Respondent No. 1 – Santosh Kumar Pandey, who was working as a constable with the CISF, was posted at the Greenbelt Area of the IPCL Township, Vadodara, Gujarat, where he was charge-sheeted vide memorandum dated 28.10.2001 on allegations of misconduct.
Judicial review is not akin to adjudication of the case on merits, and adequacy or inadequacy of evidence, unless the court finds that the findings recorded are based on no evidence, perverse or are legally untenable in the sense that it fails to pass the muster of the Wednesbury principle. Power of the High Court under Articles 226 and 227 of the Constitution of India enables exercise of judicial review to correct errors of law, including procedural law, leading to manifest injustice or violation of principles of fairness, without normally venturing into reappreciation of evidence.

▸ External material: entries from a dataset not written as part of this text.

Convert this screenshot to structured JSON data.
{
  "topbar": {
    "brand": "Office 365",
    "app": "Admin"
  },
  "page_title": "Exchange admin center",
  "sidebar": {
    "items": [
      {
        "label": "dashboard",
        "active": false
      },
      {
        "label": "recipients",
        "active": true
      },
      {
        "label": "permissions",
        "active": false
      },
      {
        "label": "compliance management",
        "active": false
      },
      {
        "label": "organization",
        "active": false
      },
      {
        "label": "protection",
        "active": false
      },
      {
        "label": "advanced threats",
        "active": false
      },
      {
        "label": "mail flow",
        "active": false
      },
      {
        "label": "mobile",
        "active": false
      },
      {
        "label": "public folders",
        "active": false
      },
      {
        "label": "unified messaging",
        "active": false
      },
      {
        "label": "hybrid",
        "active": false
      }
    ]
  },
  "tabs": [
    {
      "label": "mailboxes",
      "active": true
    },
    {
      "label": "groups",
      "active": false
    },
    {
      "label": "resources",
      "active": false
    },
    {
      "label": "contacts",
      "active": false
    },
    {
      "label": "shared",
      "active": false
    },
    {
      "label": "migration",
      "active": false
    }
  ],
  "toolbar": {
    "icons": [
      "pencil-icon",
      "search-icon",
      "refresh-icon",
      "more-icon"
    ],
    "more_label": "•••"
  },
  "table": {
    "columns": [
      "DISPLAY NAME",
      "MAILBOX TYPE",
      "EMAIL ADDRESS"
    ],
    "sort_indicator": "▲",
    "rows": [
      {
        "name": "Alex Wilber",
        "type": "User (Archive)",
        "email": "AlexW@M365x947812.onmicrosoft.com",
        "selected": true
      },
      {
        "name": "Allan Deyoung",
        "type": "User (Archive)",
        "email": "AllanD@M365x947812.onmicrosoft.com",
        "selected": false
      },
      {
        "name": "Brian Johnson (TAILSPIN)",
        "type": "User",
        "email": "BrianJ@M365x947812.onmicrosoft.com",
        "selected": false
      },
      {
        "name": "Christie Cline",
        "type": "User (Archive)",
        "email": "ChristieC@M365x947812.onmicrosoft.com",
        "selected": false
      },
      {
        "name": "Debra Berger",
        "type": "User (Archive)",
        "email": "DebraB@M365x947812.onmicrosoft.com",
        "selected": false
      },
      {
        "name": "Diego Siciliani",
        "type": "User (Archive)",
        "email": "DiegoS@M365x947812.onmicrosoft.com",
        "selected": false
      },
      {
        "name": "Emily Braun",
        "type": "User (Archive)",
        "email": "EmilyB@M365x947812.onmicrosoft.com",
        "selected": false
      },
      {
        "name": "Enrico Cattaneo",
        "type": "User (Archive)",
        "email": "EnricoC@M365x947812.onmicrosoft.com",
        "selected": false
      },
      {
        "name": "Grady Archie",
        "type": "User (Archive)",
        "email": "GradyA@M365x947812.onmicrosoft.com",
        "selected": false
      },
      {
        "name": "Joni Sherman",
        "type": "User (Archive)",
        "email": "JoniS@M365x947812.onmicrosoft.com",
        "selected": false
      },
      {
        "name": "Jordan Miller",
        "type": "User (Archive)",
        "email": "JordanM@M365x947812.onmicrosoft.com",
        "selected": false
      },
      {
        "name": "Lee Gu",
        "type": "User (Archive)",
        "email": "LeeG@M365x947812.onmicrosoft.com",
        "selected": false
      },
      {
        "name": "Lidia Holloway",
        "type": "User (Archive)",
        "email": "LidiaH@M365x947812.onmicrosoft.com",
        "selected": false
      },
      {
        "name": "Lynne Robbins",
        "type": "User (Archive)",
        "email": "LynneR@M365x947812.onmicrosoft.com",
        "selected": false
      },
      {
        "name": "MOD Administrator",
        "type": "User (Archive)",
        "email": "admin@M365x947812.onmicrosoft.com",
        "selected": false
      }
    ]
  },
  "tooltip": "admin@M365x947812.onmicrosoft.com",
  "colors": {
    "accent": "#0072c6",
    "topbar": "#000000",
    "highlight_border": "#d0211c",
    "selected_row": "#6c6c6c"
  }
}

The writ court, when disciplinary action is challenged, is primarily concerned with examination of the decision making process, which requires satisfaction that the competent authorities have held inquiry as per the prescribed procedure, and have duly applied their mind to the evidence and material placed on record, without extraneous matters being given undue consideration, and the relevant factors have been cogitated. The conclusions of fact, which are based upon evaluation and appreciation of evidence, when meticulously reached by the authorities, should not be interfered with merely because the court may have reached at a different conclusion. Thus, error of law, is apparent in the reasoning vide paragraph 10 of the impugned judgment. The impugned judgment is set aside. The order of removal from service passed by the disciplinary authority is upheld.